Mitchell was all set to compete in the sprints at the WA State Track and Field Championships in February. But, being newbies to the sport, Mitchell and his mum, Danielle, hadn’t banked on the possibility of last-minute race scheduling changes.

The pair rocked up to the WA Athletics Stadium to find his events had already been run.

Mitchell put his devastation aside, and elected to compete in the 200m hurdle event, on a whim.

“We thought, why not? We’re here – the worst that could happen is he doesn’t win,” Danielle said.

He’d practised hurdles a handful of times with his club, but never thought of himself as a serious contender.

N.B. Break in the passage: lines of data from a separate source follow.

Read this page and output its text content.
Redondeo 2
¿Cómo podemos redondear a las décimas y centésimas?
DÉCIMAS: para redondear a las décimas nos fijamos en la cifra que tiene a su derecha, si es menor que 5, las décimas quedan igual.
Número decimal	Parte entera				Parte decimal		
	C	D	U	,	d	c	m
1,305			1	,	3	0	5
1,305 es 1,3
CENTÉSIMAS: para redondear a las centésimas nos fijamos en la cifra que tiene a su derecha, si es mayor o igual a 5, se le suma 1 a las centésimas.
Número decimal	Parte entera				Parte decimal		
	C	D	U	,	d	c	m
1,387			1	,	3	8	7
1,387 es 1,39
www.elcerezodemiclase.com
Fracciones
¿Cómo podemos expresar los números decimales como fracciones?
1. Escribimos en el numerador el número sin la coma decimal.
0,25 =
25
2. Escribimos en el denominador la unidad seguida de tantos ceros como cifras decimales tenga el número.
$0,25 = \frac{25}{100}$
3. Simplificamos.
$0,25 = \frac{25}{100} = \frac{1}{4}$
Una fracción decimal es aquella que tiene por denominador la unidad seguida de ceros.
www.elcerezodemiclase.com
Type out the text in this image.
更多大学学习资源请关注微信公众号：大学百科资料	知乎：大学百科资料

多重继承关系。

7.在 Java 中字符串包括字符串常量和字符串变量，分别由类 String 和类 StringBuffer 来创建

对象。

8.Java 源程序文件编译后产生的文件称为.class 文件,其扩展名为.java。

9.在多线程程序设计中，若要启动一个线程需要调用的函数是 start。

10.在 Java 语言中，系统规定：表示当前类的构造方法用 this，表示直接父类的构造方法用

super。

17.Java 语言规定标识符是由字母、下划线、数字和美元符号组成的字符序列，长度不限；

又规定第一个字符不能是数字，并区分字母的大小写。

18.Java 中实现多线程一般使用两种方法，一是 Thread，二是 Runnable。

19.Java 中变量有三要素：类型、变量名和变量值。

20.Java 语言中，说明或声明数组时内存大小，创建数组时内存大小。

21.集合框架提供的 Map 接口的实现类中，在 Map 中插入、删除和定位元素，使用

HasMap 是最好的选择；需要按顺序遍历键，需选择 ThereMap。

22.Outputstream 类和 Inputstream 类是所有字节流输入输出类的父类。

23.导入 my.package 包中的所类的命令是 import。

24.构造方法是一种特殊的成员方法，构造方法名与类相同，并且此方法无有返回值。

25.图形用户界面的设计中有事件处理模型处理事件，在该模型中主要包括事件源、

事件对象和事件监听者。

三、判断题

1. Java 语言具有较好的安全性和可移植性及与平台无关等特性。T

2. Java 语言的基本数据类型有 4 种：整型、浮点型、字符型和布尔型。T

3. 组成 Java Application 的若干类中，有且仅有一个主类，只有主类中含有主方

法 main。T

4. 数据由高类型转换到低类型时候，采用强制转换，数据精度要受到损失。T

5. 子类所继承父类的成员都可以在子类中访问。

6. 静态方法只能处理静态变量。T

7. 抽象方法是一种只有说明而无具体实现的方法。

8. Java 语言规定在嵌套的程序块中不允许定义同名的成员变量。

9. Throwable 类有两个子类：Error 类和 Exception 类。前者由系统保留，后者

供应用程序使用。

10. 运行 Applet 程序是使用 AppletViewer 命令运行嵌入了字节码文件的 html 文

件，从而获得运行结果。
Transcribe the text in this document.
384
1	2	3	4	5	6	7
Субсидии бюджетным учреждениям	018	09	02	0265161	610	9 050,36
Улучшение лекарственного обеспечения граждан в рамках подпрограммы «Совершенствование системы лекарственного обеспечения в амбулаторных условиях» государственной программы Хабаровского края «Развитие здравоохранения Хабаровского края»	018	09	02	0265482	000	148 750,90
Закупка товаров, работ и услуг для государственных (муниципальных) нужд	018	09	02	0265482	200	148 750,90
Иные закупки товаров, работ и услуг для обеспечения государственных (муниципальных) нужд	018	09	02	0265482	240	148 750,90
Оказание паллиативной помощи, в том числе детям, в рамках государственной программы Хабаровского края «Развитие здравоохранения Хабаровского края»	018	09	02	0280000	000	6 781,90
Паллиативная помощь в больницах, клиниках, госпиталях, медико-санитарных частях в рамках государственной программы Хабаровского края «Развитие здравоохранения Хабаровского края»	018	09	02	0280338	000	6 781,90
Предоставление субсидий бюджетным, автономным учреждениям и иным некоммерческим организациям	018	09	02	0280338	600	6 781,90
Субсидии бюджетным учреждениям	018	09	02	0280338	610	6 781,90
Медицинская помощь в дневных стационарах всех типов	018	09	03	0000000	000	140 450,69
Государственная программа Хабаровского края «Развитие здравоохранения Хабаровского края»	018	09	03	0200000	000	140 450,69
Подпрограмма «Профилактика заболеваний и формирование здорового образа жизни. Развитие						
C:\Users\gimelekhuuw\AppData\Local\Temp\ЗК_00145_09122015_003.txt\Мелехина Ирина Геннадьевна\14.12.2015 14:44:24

“This was the real deal – I saw all these kids looking really fast and sporty in their spikes, and I didn’t even know how to wear mine,” he said.

But he refused to let that intimidate him.

Mitchell cleared the hurdles like the Duracell Bunny, and ended up finishing with a national-level time (29.55 seconds), securing his place in the Australian Championships.

“I was shocked when I got in – I thought I was going to be smashed,” he said.

Then, during a recent Strive athletics event, Mitchell ran another national time in the 400m hurdles event, marking his place at the nationals for a second individual event.

He’s also secured a place on both the Men’s Under 16 4x100m and 4x200m relay teams.

His mum thinks Mitchell’s athletic edge stems from his early childhood.

When he was young, he had a mild physical condition that affected how he moved.

Through perseverance and passion, he’s learned to overcome those initial challenges – mental skills that will undoubtedly reward him in his future athletic endeavours.

For a thirteen-year-old, Mitchell is an incredibly switched-on kid.

While he dreams big of making the Australian team and running for his country at the Commonwealth Games, he’s also keeping himself grounded.

“I’m aiming high, but as a reality check, I’m just focussing on going there and trying my best,” he said.

“To go from not even knowing how to set my blocks up two weeks ago, to running at a national level – I’m pretty happy about that.”

Olympic hurdler Lynette Foreman has seen something in the Serpentine sprinter and has taken him under her wing.

And he has the support of his Serpentine community, with offers of sponsorship from local businesses beginning to emerge.

But as his star rises, so do the costs associated.

So, Danielle and Dean Warrilow are hopeful there might be more businesses willing to help their son become the next big thing.

Whatever happens in Adelaide in April, one thing is for sure … this is not the last time you’ll see the name Mitchell Warrilow.